It wasn't that she enjoyed eating jello, really.

It was too mysterious for her to enjoy– too strange and slippery, too impossible to hold onto. Too…blue.

Food should not be blue.

Yes, this was what Captain Samantha Carter decided in the commissary at two in the morning, staring down a spoonful of jello with much greater attention than it actually warranted: Food should not be blue. With, she amended as she took another jiggling bite, the possible exception of icing. Blue icing was good, blue jello was only good for looking at. She raised her next spoonful into the light a little to watch the colors playing through it, briefly organized an equation for discerning the quantities of light particles traveling through her midnight snack, and then discarded the idea on the grounds that it would be of no use whatsoever.

"You all right there, Carter?"

At the familiar man's voice her gaze broke from her food and she blushed. "What? Oh, yeah, I'm fine, sir."
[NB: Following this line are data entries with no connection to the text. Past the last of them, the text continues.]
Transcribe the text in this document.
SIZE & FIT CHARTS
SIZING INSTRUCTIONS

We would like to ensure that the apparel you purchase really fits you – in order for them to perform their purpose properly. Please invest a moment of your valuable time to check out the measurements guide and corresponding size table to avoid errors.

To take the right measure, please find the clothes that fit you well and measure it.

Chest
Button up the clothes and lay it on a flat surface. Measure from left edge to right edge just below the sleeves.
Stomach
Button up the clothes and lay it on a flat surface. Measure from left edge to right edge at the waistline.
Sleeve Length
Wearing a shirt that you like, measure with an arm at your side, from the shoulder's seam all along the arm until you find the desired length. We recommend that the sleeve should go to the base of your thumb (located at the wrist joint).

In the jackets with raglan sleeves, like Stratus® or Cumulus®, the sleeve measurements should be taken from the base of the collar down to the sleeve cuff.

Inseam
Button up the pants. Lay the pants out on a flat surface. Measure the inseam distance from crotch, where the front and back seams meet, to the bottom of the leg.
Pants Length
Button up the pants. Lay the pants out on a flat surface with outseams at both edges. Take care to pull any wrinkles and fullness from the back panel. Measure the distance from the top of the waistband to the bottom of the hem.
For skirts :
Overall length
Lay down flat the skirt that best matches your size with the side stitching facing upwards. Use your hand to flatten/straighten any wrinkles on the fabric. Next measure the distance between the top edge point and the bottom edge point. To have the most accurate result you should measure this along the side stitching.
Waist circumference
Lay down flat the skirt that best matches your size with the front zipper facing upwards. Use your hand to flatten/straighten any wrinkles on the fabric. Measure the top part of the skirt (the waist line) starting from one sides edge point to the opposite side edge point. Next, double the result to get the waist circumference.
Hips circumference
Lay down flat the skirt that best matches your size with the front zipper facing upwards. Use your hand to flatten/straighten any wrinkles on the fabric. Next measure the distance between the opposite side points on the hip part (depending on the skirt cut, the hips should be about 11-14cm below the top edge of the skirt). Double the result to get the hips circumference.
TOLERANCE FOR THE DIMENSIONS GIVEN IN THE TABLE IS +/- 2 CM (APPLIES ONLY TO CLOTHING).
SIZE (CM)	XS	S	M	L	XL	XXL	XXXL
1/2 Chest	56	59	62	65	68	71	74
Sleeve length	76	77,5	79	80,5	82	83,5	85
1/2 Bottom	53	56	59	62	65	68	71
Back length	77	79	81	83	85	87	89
It wasn't that she enjoyed eating jello.

She didn't come here because she couldn't sleep; the hard tabletop was alarmingly beginning to resemble a pillow.

And it absolutely wasn't that the commissary was pretty– no, definitely not that. Damn, the place was drab. It looked like they'd hired some sort of colorblind Spartan interior decorator, everywhere blocky and gray and stiff.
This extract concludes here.